Tara: That's interesting. And concerning communities, in what way do you feel belonging to communities and in what ways do you not feel belonging to communities.

Beatriz: I don’t know, I ask myself the questions of communities lately very intensely and for instance before I used to think that community was related to identity recognition and proximity, like working in your ordinary life with and in proximity with it. And I think that all these things have fallen down, they are not there anymore. And for me community right now has to do with non-recognition, with distance and also physical distance, it means that my community sometimes are people that are really really far away, and I still consider like close somehow, and we work together. For instance when I got in trouble very seriously with the communities here in Paris...

Tara: With the lesbian community?

Beatriz: Yeah, the lesbian community, but also with all these identity politics becoming professional, new groups that open in France basically as publicity promoters, like their agencies already. I realized that to any of those as a community, my community was much more trans-national, a lot of nomads like myself that sometimes we have very few things in common in terms of identity.

Tara: So what would it be based on, then, this community?

Beatriz: Only political projects.
  
Tara: Do you feel empowered by communities?

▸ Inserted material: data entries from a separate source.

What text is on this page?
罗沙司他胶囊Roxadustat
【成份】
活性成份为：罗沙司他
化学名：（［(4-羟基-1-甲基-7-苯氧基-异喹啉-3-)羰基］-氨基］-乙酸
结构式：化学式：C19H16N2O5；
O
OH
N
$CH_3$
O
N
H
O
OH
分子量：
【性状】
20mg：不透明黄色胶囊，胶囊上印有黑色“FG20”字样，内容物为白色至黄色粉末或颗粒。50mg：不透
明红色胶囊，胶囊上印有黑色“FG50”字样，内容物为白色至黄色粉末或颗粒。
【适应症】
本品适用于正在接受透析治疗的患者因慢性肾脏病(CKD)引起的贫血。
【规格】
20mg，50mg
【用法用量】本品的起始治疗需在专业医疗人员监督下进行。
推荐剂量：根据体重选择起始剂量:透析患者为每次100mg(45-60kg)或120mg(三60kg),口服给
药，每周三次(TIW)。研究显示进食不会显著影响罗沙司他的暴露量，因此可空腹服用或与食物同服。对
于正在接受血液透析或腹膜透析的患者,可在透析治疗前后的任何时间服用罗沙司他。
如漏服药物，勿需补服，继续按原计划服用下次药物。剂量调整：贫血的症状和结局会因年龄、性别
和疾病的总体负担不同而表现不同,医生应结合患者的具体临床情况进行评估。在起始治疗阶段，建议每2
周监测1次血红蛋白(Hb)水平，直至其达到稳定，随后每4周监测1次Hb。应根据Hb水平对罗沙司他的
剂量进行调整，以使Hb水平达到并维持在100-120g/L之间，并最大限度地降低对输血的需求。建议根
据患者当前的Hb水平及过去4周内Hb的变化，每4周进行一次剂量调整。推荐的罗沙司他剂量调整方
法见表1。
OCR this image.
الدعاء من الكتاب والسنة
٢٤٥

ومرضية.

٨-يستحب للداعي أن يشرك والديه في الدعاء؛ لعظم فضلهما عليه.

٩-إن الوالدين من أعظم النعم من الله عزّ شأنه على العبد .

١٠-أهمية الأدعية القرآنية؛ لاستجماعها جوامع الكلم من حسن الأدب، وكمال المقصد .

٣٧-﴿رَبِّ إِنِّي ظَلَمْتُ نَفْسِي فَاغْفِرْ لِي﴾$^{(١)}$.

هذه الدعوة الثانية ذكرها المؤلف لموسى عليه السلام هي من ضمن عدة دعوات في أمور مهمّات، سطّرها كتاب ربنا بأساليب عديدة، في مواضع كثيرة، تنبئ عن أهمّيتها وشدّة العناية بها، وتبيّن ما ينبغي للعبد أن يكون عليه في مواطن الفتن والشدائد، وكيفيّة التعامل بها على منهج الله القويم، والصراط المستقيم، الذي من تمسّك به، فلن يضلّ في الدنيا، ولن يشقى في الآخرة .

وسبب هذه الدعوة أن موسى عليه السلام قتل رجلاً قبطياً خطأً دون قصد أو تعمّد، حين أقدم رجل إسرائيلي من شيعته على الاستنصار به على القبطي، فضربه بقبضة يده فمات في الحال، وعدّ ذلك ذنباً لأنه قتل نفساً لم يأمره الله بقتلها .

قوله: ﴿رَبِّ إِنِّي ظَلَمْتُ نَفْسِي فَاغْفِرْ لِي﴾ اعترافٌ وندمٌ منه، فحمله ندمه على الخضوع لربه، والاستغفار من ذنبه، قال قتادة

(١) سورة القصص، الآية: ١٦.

Beatriz: Communities thought as that, as that non-belonging to, not-recognition outside of identity; Yes. I think it is really really empowering, I think it is very empowering. Precisely it is a thousand times more powerful than the power of recognition and the immediate blablabla power of identity and 'We are so happy because we are the same, and we are doing this revolution together' and so on. I think that it can be very empowering but it is very fragile, that is the beauty of it, as well, that it is very fragile. Of course I see it as a powerful thing, because I told you before I see it as a kind of witchcraft, that kind of undercut knowledge, or underground knowledge, so of course it is very powerful, and sometimes it is scary. And it can also become disempowering, as well, it can go all the ways. There is no formula.

Tara: And it empowers you to do what?

Beatriz: I think everything that I have done; I always see the things that I do as not coming from myself, as being strange to...even though they are very close to my biography, they are close to everything that I do, but I always see it as a kind of side effect of... of all the mess. And what is difficult is to hold the mess, but it is that that is beautiful, it is just gorgeous and for me the most empowering thing is that it makes me happy, there is a kind of political joy, that you can only find there, once you find political joy; once in your life, then you are going to want more. And it is a kind of pleasure that resembles nothing, nothing, none of the other pleasures, it has nothing to do with money, it has also its own glamour and perversity but I think it has a very particular quality, precisely as this micro- quality it is pretty consistent. That is what I think I get from it.